Along the years the Chinese regulatory bodies manifested a changing and mutable approach to peer to peer. Ab origine, the initial attitude was to leave this industry unregulated following the principle “first develop, then regulate” in order to avoid market regulations to impede the growth of this sector. The immediate consequence of this regulatory vacuum was the uncontrolled proliferation of online lending platforms without any pre-registration control, in fieri controls and capital rwequirements. This is the reason why this industry was labelled as the “wild west of finance” since the absence of laws combined with the illegal behaviours of operators, accentuated the risk associated to this activity.

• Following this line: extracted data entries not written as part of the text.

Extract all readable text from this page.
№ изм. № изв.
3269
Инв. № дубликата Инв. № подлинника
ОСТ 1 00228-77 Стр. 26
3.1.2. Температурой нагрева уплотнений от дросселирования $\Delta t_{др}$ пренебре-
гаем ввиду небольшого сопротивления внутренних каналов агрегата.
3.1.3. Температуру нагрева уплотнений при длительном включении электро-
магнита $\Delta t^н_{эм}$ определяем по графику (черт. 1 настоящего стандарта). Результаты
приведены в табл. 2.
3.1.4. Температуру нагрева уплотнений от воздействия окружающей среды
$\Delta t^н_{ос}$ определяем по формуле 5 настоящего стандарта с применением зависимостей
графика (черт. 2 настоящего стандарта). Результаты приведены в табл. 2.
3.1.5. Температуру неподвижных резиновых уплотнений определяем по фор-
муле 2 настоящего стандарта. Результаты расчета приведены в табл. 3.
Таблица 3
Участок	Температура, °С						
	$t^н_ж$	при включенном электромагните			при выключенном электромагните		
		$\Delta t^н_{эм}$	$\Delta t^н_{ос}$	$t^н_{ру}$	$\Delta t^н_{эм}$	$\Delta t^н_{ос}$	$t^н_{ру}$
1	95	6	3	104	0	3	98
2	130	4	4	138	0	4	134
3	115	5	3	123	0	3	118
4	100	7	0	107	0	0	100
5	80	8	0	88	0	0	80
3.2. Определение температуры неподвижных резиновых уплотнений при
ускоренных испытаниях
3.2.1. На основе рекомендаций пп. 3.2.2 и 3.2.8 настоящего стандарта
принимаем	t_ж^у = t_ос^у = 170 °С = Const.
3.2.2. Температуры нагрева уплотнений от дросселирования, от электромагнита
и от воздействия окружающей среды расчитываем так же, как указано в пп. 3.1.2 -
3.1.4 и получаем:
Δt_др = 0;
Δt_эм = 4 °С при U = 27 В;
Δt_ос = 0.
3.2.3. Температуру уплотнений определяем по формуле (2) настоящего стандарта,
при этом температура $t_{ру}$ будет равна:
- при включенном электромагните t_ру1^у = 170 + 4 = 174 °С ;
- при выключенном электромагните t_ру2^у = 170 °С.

The initial attitude left then room for a mild regulatory approach manifested in policy documents about the risks of Fintech and, in particular, peer to peer online lending. The main risks concerned frauds (e.g. Ezubo), money laundering and the legal essence of peer to peer online lending platforms which were increasingly acting as credit intermediaries providing guarantees to investors with a clear financial risk of undermine investors funds and affect Chinese financial stability. A siginidicant step is represented by the issuance of The Guidelines for the sound development of Internet finance by the PBOC and other 9 ministries (includinf CBRC, MoF, MIIT and CIRC) in August 2015.
The approach deducted from this policy document is balanced, prudential, but encouraging. inter alia, the guidelines encouraged the simplification of bureaucratic procedures and fiscal beenfits for the fintechs with the aim of boosting financial inclusion of SMEs and private individual. Nonetheless, considering the risks associated with this sectors, the guidelines endorsed the cooperation between traditional FIs and new fintech operators with the former provide services (e.g settlement services, account custody etc) for the development of the latter. Moreover, it is encouraged the cooperation between insurance companies and fintechs for the provision of accurate risk management services in order to prevent collapses, defaults and liquidity problems.
In the guidelines there is also the definition of the regulatory bodies and their areas of competence: in particular the CBRC is responsible for the online lending. Following the same path, other two measures were implemented: the first one was the “Notice on strengthening risk prevention on campus loans” issued by the CBRC and the Ministry of education in order to prohibit the aggressive advertisement of online lending platforms to college students and to spread a deeper awareness in students when apply for a loan. The second measure was implemented by the Supreme court in September 2015, which is the “Guidance on private lending” which provides for a law-based protection for a lender which lend with an interest rate under 24%, and declare the illegality of an annualized interest rate above 36% thus allowing the borrower to ask back the exceeding part paid.